Pollen : These very small cells, which play a role in the reproduction of flowering plants, enter the nose, throat and eyes directly with the breeze.
The pollination season of flowers may start from April or May and continue until December.
Let’s remember that the main culprit is not the plants that scatter pollen in the air in an impressive and spectacular way. The main problem is with plants whose flowers are so small and so indistinct that we rarely notice them flowering.
Most pollens are from trees (alder, gorse, cypress, elm, maple, mulberry, oak, poplar, sycamore, walnut, and cedar), grasses (Bermuda, bluegrass, meadow grass, ryegrass , sour grass, sweet grass and grass cat’s tail) and weeds (dry bushes used for burning, elderberry, Russian thistle, thistle and rolling thistle) are scattered in the air.
Molds : Molds, although not as notorious as pollen, but their spores cause allergies just as much. Molds exist indoors and outdoors.

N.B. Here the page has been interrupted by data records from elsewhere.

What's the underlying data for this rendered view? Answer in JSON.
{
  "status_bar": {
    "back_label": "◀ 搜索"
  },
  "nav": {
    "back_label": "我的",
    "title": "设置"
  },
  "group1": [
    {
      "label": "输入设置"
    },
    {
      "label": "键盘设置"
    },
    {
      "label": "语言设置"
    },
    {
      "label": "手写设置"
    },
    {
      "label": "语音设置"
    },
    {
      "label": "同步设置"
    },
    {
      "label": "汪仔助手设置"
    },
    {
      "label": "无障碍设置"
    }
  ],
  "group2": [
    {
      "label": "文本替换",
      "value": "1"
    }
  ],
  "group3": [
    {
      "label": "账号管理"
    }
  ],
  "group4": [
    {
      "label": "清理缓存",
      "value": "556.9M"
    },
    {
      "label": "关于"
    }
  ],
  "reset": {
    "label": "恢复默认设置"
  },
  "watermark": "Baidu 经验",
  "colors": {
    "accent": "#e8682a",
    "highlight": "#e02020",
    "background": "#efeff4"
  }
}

Indoor molds grow in basements, bathrooms, humidifiers, and trash cans, in short, anywhere there is moisture.
Molds outside the home, which exist from spring to the beginning of the frost season, also grow in damp and humid conditions, they love rotting wood, piles of wet leaves, and places where fertilizer is made (noted). (The molds that cause allergies are not the same ones that are poisonous to eat.)
Dust mites : These microscopic relatives of spiders and bedbugs live in the webs of fabrics, sheets, carpets, and furniture, and their food is shed particles of our skin. The decomposed bodies of dead mites and their excrement contain highly allergenic proteins.
Animals and household pests : The proteins in the saliva of animals, especially cats, which rub it on their skin and hair with their tongues when they clean themselves, are very allergenic.
Similarly, hair and dry parts of the skin that are scattered from the body of pets in the home environment are also allergens. Mouse urine and cockroach feces also contain allergenic proteins.